Marturet took a fast, fluid tempo for “The Young Prince and The Young Princess” while drawing sensuous and sonorous playing from the strings. The wind-percussion episode was agile and crisp with plenty of snap. In the final movement, Andai played his solos with riveting intensity and Marturet gave the “Festival at Bagdad” music an appropriately wild and acerbic twist. Brass playing in the shipwreck sequence was solid and firm, avoiding raucousness. The coda was taken at a measured pace with Kristina Finch’s harp coming through beautifully over the final violin lines.
The decision to add a narration between movements was more questionable. Athina Klioumi, Marturet’s wife and a glamorous actress and model, was herself bedecked with jewels as the voice of Scheherazade, telling her tales to the Sultan to save her life. She was a compelling narrator, bringing out the drama of the stories. While this presentation made for entertaining theater, Rimsky-Korsakov’s music evocatively pictures the stories by itself and the spoken part interrupted the flow of the music. A more effective bit of theatricality was the dimming of the lights on stage during the score’s final pages with only a spotlight on Andai and Marturet.
Between the familiar fare, Florencia Di Concilio’s Piano Concerto No. 2 received its world premiere.
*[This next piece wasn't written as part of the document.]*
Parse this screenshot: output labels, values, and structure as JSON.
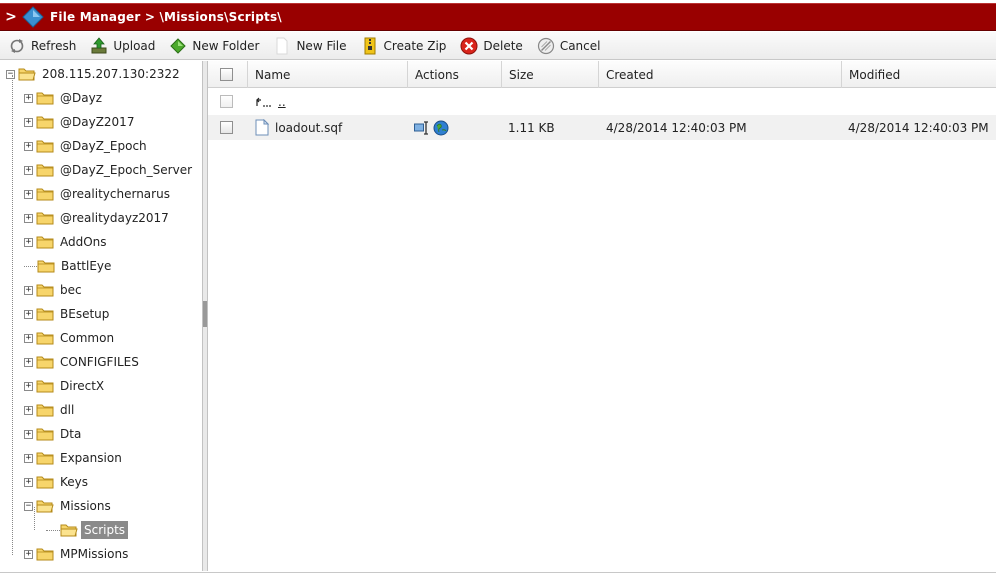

Commissioned by the Miami Symphony, the Uraguayan-Italian composer’s score might be called “Rachmaninoff’s Piano Concerto No. 5.” Starting with the opening surging theme for the piano and strings, Di Concilio’s work is unabashedly romantic. The concerto is deftly constructed with imaginative touches, including a lengthy first movement cadenza that is actually a set of variations on the main melody. Di Concilio is a highly experienced film composer and that was obvious in the second movement Adagio with its “evoke the moonlight” principal theme. The Allegro finale stems from a single, vaguely Russian sounding subject.
While many compositions teachers may wince at the concerto’s unapologetic retro style, Di Concilio knows how to write and develop good melodic material and her score is a real crowd pleaser. At a compact twenty minutes, the work does not wear out its welcome. With its pianistic flair and vivid orchestral writing, Di Concilio has constructed an appealing essay.
The concerto is a solo showpiece of the old fashioned variety and Ciro Fodere was on top of its keyboard gymnastics all the way. Since his years as a New World Symphony fellow, Fodere has been an impressive solo and chamber player. His light touch and affinity for sweeping lines was perfect for Di Concilio’s score and he had the whipcrack speed and digital dexterity to tear through the concluding movement at full power. Andai’s singing tone in the recurrent violin solos and the sheen and depth of the string section under Marturet’s knowing direction made a strong case for Di Concilio’s work.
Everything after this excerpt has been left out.